Other legal experts sympathize with Levin’s frustration.
“Ten years ago, I was co-counsel in a case involving a 16-year-old named Gordon Castillo Hall,” said Gerald F. Uelman, dean of the Santa Clara University Law School. Hall was convicted of first-degree murder but on appeal his lawyers presented evidence that somebody else had done the shooting. The court threw out Hall’s conviction and the district attorney then dropped the case, Uelman said.
“I’m convinced that if that happened today, Gordon Hall would still be in jail,” Uelman said. “Courts don’t have time to do justice anymore.”
In an interview last week, Pounders acknowledged that it is difficult for appellate courts to examine new evidence, but he explained that in the Avila case he did not find Ernesto credible.
“When this case began, my thought was, ‘God help us if the process has convicted the wrong person,’ ” Pounders said. “I felt it was my job to look at this with wide eyes and almost a feeling of terror that the wrong person might have been convicted.”
In fact, Pounders said he felt exactly that as the evidence began coming in.

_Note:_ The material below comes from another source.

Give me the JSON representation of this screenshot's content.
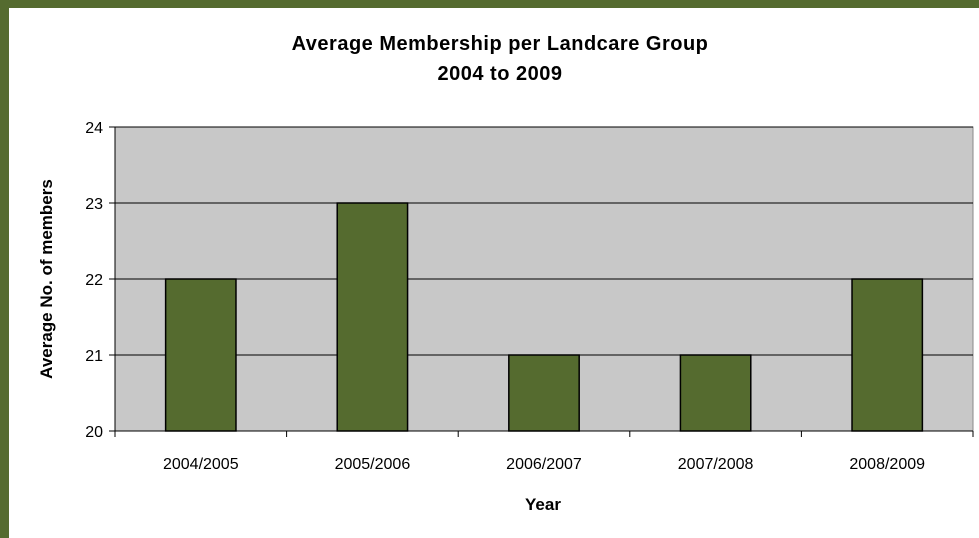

But as more witnesses testified--a total of 23 took the stand in an extensive hearing--he began to doubt Ernesto’s story more and more.
Ernesto’s admissions, Pounders said, were evasive and inconclusive--”dancing in the shadows,” the judge termed them--and he concluded that they were “an attempt to spring the actual criminal loose.”

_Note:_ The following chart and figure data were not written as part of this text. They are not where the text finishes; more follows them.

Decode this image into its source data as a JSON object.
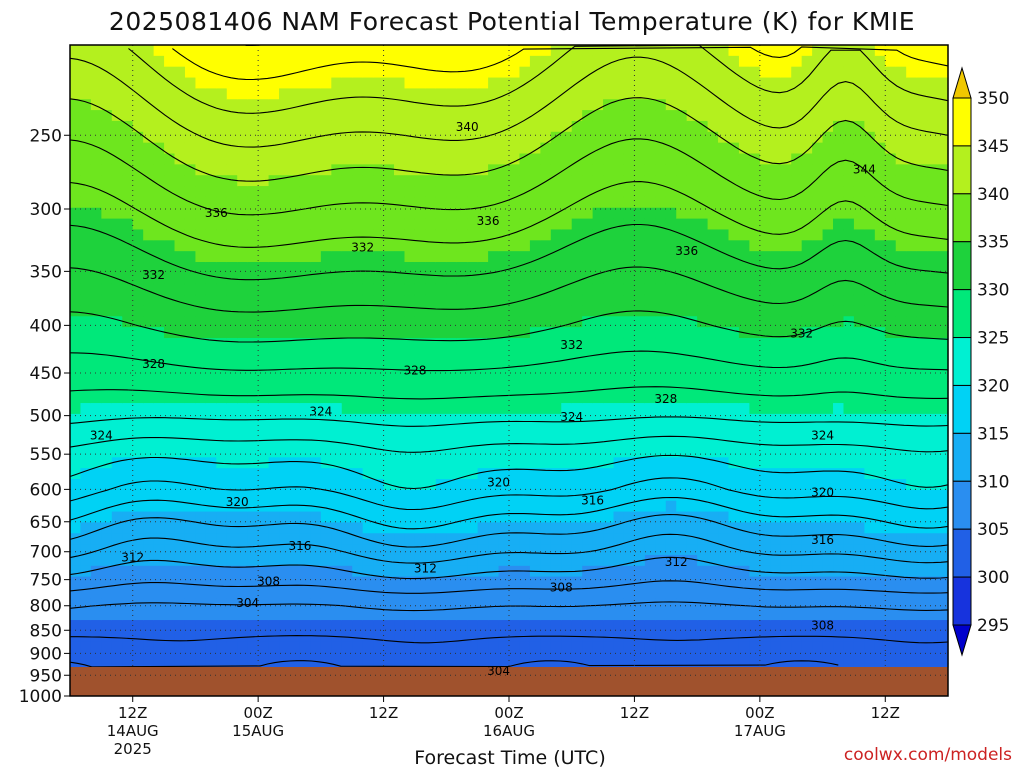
{
  "chart_data": {
    "type": "heatmap",
    "title": "2025081406 NAM Forecast Potential Temperature (K) for KMIE",
    "xlabel": "Forecast Time (UTC)",
    "ylabel": "",
    "y_scale": "log-pressure",
    "y_unit": "hPa",
    "ylim": [
      1000,
      200
    ],
    "y_ticks": [
      250,
      300,
      350,
      400,
      450,
      500,
      550,
      600,
      650,
      700,
      750,
      800,
      850,
      900,
      950,
      1000
    ],
    "x_ticks": [
      {
        "hour": 12,
        "label": "12Z",
        "sub": [
          "14AUG",
          "2025"
        ]
      },
      {
        "hour": 24,
        "label": "00Z",
        "sub": [
          "15AUG"
        ]
      },
      {
        "hour": 36,
        "label": "12Z",
        "sub": []
      },
      {
        "hour": 48,
        "label": "00Z",
        "sub": [
          "16AUG"
        ]
      },
      {
        "hour": 60,
        "label": "12Z",
        "sub": []
      },
      {
        "hour": 72,
        "label": "00Z",
        "sub": [
          "17AUG"
        ]
      },
      {
        "hour": 84,
        "label": "12Z",
        "sub": []
      }
    ],
    "xlim_hours": [
      6,
      90
    ],
    "grid": true,
    "colorbar": {
      "levels": [
        295,
        300,
        305,
        310,
        315,
        320,
        325,
        330,
        335,
        340,
        345,
        350
      ],
      "colors": [
        "#0000cc",
        "#1733dd",
        "#2160e6",
        "#2a8ef0",
        "#17aef4",
        "#00d2f5",
        "#00f0d2",
        "#00e87a",
        "#1ed23c",
        "#6ee61e",
        "#b4f01e",
        "#ffff00",
        "#f0c800"
      ]
    },
    "contour_labels": [
      {
        "value": "340",
        "hour": 44,
        "p": 245
      },
      {
        "value": "344",
        "hour": 82,
        "p": 272
      },
      {
        "value": "336",
        "hour": 20,
        "p": 303
      },
      {
        "value": "336",
        "hour": 46,
        "p": 309
      },
      {
        "value": "336",
        "hour": 65,
        "p": 333
      },
      {
        "value": "332",
        "hour": 14,
        "p": 353
      },
      {
        "value": "332",
        "hour": 34,
        "p": 330
      },
      {
        "value": "332",
        "hour": 54,
        "p": 420
      },
      {
        "value": "332",
        "hour": 76,
        "p": 408
      },
      {
        "value": "328",
        "hour": 14,
        "p": 440
      },
      {
        "value": "328",
        "hour": 39,
        "p": 447
      },
      {
        "value": "328",
        "hour": 63,
        "p": 480
      },
      {
        "value": "324",
        "hour": 9,
        "p": 525
      },
      {
        "value": "324",
        "hour": 30,
        "p": 495
      },
      {
        "value": "324",
        "hour": 54,
        "p": 502
      },
      {
        "value": "324",
        "hour": 78,
        "p": 525
      },
      {
        "value": "320",
        "hour": 22,
        "p": 619
      },
      {
        "value": "320",
        "hour": 47,
        "p": 590
      },
      {
        "value": "320",
        "hour": 78,
        "p": 605
      },
      {
        "value": "316",
        "hour": 56,
        "p": 617
      },
      {
        "value": "316",
        "hour": 28,
        "p": 690
      },
      {
        "value": "316",
        "hour": 78,
        "p": 680
      },
      {
        "value": "312",
        "hour": 12,
        "p": 710
      },
      {
        "value": "312",
        "hour": 40,
        "p": 730
      },
      {
        "value": "312",
        "hour": 64,
        "p": 718
      },
      {
        "value": "308",
        "hour": 25,
        "p": 753
      },
      {
        "value": "308",
        "hour": 53,
        "p": 765
      },
      {
        "value": "308",
        "hour": 78,
        "p": 840
      },
      {
        "value": "304",
        "hour": 23,
        "p": 795
      },
      {
        "value": "304",
        "hour": 47,
        "p": 940
      }
    ],
    "levels_profile": [
      {
        "p": 1000,
        "theta": 300
      },
      {
        "p": 950,
        "theta": 302
      },
      {
        "p": 900,
        "theta": 303
      },
      {
        "p": 850,
        "theta": 304.5
      },
      {
        "p": 800,
        "theta": 306
      },
      {
        "p": 750,
        "theta": 309
      },
      {
        "p": 700,
        "theta": 312
      },
      {
        "p": 650,
        "theta": 315
      },
      {
        "p": 600,
        "theta": 318.5
      },
      {
        "p": 550,
        "theta": 321
      },
      {
        "p": 500,
        "theta": 324.5
      },
      {
        "p": 450,
        "theta": 327.5
      },
      {
        "p": 400,
        "theta": 330.5
      },
      {
        "p": 350,
        "theta": 333.5
      },
      {
        "p": 300,
        "theta": 337
      },
      {
        "p": 250,
        "theta": 341
      },
      {
        "p": 200,
        "theta": 346
      }
    ]
  },
  "credit": "coolwx.com/models"
}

Asked whether she is convinced that the right Avila brother is in prison, prosecutor Eleanor Barrett demurred.
“Frankly, it’s irrelevant what I believe,” she said. “What’s important is what the judge believes.”
Joseph P. Furman, a deputy attorney general who handled the Avila case on appeal, stressed that prosecutors have “an overriding duty to see that justice is done” and added that Avila and his lawyers have had every opportunity to present the facts of their case.
“The issue was fully aired before a Superior Court judge who was sitting as a referee,” Furman said. “There was a lengthy, thorough and comprehensive hearing.”
Based on Pounders’ recommendations, the court of appeal denied Jesus’ plea. The state Supreme Court followed suit last month, leaving Jesus’ only possible recourse with the federal system.
His family still holds out hope, but it is fading. Other cases with some similarities have failed to sway the appeals courts: In 1993, the U.S. Supreme Court denied an appeal by a Texas Death Row inmate who presented affidavits suggesting that his brother had committed the crime for which he was convicted.
In that case, however, the brother was dead by the time the affidavits were filed. And the brother never told anyone at the time the crime was committed that he was to blame.
Similarly, Sheldon Sanders was convicted of murder in a 1985 shooting in Compton. His brother later confessed to his lawyer, family and others. But when the brother was called to the stand, he invoked the 5th Amendment.
The facts in the Avila case bode better for Jesus--his brother has testified under oath and there is evidence, albeit disputed, that he admitted his responsibility just days after the shooting. Still, persuading a court to order a new trial remains an uphill struggle, as even his family and lawyers concede.
“I always say that this is the one that got away,” Levin said. “Jake (Jesus) is an innocent man, and he may spend the rest of his life in prison just because no one bothered to give him a fair hearing. That’s wrong.”
Jesus’ father, Ernesto Avila Sr., could not agree more. “They say it’s justice for all, but they got the wrong guy,” he said last week, sifting through photographs of his two sons. “That’s no justice for anyone.”